Before the mid-Qing Dynasty, the day of offering sacrifices to stoves was always the 24th of the twelfth lunar month. And at least until the Qianlong period, it was a sacrifice on the 24th of the twelfth lunar month. "Qing Jia Lu" Volume 12 "Reading Four Nights to Send Cooks in December": "It is customary to call the twenty-fourth night of the twelfth lunar month to read four nights, which is to send cookers at night." According to the Legacy of unofficial history Grand View and Qing Palace in Qing Dynasty, Qianlong once worshipped the kitchen god in Kunning Palace on the 24th night of the twelfth lunar month every year.
Since the middle and late Qing Dynasty, the emperors' families have held a ceremony to worship heaven on the 23rd of the twelfth lunar month. In order to "save money", they also paid homage to the Kitchen God. Therefore, the northern region celebrated the Lunar New Year on the 23rd of the twelfth lunar month one day in advance. In most parts of the south, the ancient tradition of celebrating the Lunar New Year on the 24th of the twelfth lunar month is still maintained.

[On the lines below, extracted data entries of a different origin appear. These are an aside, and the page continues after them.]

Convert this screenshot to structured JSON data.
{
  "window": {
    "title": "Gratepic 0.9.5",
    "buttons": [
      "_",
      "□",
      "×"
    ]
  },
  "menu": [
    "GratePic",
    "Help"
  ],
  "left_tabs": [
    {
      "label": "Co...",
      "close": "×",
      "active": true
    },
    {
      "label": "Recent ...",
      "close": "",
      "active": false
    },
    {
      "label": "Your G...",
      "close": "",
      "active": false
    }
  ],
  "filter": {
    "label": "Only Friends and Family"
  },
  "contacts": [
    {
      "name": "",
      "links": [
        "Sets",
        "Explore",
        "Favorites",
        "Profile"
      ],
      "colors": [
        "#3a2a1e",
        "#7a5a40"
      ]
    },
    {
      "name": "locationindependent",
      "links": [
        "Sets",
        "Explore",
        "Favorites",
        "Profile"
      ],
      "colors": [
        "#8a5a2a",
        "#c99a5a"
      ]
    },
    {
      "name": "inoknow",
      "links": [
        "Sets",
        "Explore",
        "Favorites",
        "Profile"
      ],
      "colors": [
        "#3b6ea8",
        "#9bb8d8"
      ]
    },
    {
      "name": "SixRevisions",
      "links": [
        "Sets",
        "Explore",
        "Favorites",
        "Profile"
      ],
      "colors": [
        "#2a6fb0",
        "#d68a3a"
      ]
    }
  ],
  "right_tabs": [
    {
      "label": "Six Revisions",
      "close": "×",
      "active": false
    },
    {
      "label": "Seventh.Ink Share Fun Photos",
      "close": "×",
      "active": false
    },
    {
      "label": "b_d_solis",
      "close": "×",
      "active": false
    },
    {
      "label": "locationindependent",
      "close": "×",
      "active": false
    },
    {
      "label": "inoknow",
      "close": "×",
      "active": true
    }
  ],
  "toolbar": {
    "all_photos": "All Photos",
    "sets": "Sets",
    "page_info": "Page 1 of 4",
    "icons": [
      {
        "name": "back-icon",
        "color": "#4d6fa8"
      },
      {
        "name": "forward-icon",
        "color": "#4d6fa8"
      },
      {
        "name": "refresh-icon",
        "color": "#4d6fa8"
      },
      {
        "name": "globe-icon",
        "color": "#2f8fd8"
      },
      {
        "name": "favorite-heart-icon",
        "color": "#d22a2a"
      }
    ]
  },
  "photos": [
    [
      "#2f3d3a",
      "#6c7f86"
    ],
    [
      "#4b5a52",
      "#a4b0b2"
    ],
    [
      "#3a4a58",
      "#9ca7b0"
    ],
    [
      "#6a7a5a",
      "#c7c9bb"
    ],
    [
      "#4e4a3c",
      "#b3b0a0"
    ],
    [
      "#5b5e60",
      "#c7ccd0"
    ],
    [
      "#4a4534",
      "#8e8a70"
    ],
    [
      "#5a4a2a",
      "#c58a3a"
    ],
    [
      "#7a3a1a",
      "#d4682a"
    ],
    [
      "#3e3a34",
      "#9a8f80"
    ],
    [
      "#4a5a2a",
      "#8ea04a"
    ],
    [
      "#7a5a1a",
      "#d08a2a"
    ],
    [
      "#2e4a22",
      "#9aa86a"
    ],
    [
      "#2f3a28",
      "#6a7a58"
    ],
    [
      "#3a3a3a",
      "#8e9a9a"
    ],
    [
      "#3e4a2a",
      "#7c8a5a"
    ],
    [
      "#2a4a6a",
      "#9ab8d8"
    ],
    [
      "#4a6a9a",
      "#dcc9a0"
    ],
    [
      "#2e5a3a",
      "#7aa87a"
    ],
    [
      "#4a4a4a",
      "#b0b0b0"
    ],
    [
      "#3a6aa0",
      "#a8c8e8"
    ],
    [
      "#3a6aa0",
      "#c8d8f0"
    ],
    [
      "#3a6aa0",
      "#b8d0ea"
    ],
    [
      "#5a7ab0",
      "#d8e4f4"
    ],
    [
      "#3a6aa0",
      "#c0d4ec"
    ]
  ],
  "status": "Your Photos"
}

Most areas in northern China call the festival of offering sacrifices to stoves on the 23rd or 24th of the twelfth lunar month as off-year. There are also many areas that call the Lantern Festival on the fifteenth day of the first month off-year, and the winter solstice is also called off-year. Off-year also means that people begin to prepare for new year's goods and prepare for a clean and good year, indicating that the New Year should have a new atmosphere, and expressing a good wish of the working people of the Han nationality to bid farewell to the old year and welcome the new year.